Small and medium-sized businesses (SMBs) haven’t always had it easy. Huge, multi-national corporations had all the resources, all the hiring power, all the brand recognition and, consequently, all the market share.
But things have begun to shift dramatically in recent years.
You’ve heard all about disruption, and that’s because it’s happening in industries that have never experienced it before. SMBs are fighting back against big businesses, offering better services at competitive prices and getting more attention and more dollars from customers.
The last few years have only been the beginning. Here’s why this year is going to be even bigger for SMBs.
1. The Democratization of Data
Until recently, analytics and big data have only been available to the Fortune 1000 companies – businesses with sufficient revenue to employ full-time analysts to crunch the data. Now, every business can track sales metrics, marketing ROI, and support performance without a huge investment in hiring highly-trained analysts. Data is easier to collect, easier to analyze and easier to understand than ever. It’s also available and accessible to all levels of employees, not just CEOs and managers. SMBs are using these tools to drive efficiencies and compete more effectively against bigger businesses.

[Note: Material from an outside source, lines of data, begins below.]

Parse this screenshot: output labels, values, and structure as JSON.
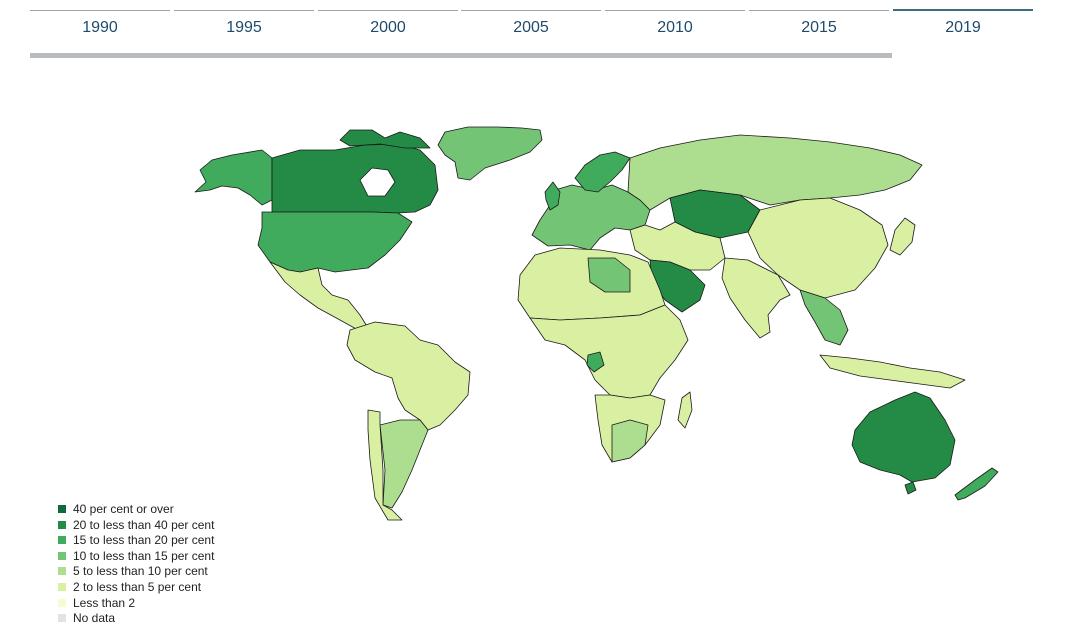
{
  "timeline": {
    "years": [
      "1990",
      "1995",
      "2000",
      "2005",
      "2010",
      "2015",
      "2019"
    ],
    "selected": "2019"
  },
  "legend": {
    "items": [
      {
        "label": "40 per cent or over",
        "color": "#0d6b3c"
      },
      {
        "label": "20 to less than 40 per cent",
        "color": "#238b45"
      },
      {
        "label": "15 to less than 20 per cent",
        "color": "#41ab5d"
      },
      {
        "label": "10 to less than 15 per cent",
        "color": "#74c476"
      },
      {
        "label": "5 to less than 10 per cent",
        "color": "#addd8e"
      },
      {
        "label": "2 to less than 5 per cent",
        "color": "#d9f0a3"
      },
      {
        "label": "Less than 2",
        "color": "#f7fcd0"
      },
      {
        "label": "No data",
        "color": "#e3e3e3"
      }
    ]
  },
  "colors": {
    "border": "#1a1a1a",
    "tab_text": "#1f4a6b"
  }
}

2. As-a-Service Advantages
Until recently, when someone wanted to launch a business – especially a technology-focused business – they needed a huge amount of cash up-front. Every business needed servers, hardware, expensive on-premises solutions, and a host of other products in order to run effectively. But now, more and more is offered to businesses as a service for a much lower monthly fee. You have Software-as-a-Service, Database-as-a-Service, Platform-as-a-Service, and everything else you need to run a business. A founder no longer has to raise a huge amount of cash at the beginning, but can start off small and then scale as the business grows. This allows many more businesses to get off the ground with less cash in hand.
3. More Available Capital
Even though SMBs don’t need as much capital to launch, there’s more money than ever available if you can turn a savvy investor into a believer. There’s no doubt that 2015 is going to be a huge year for venture capital. As more and more startups go public and see massive success, VCs want to invest more money in promising businesses in the coming year. Investors are more willing to take risks on new ideas. VCs are always looking to fund the SMB that could turn into the next IPO.
4. Growing Customer Trust
Just as investors are more willing to take a chance on SMBs, so are consumers. There are so many success stories like Salesforce and Uber that customers have realized SMBs are not as volatile as they may have imagined. Customers have become much more willing to step outside their comfort zone and trust a small businesses. Rather than go with the status quo or following the rest of the herd, people want to try something new and cutting-edge. They’d rather be the early adopter than miss out on the next big thing.
5. Disruption is In
Everyone is talking disruption for a reason – it’s a real business opportunity. People have realized that there’s an opportunity to disrupt some of the most entrenched and unchanging industries, including cars, education, and even banking. Every business wants to be Facebook for X, or Netflix for Y. There’s even a parody website making fun of this now-common startup pitch. Even though some of these ideas will fail, others will be able to compete with the existing companies and maybe, eventually, displace them.
6. More Small Niches
In addition to disruption, SMBs have learned to take advantage of small, underserved niches within larger markets. While a huge company may be offering products to the masses, they’re simply not reaching every key demographic. That’s where one small business can jump in and start fighting back. For example, in social media there are an array of companies offering services to help improve your presence online. But a company like GaggleAMP offers easy amplification for social, servicing a niche within the broader social media industry. There’s a surprising amount of opportunity in these underserved groups, and more SMBs will take advantage of that in 2015.
7. New Buying Processes
Buyers have more power than ever and can do their own research to learn about the right companies and solutions for their needs. An interested customer no longer has to go through multiple layers of salespeople, sign up for a demo, and spend hours on the phone negotiating a deal. With relatively little hassle, customers can sign up online to try out SaaS products, analyze their results, and easily buy. This is known as “touchless buying” and makes it easier and more appealing to buy products.
8. Agile Innovation
In the past, big businesses were the only ones with the money to invest in funding serious technology research, leading to breakthroughs from big names like IBM. But now, large businesses simply cannot change and adapt at the fast pace of SMBs. Staying small and nimble allows for businesses to make quick adjustments – to their product, their selling process, their marketing efforts, etc. – to improve and grow. Technology is changing daily and big businesses are struggling to keep up with the pace of innovation.
For the SMBs that are able to find their niche, disrupt the market, and stay agile – succeeding in their market will be a snap. Everything is converging to make 2015 the biggest year ever for SMBs.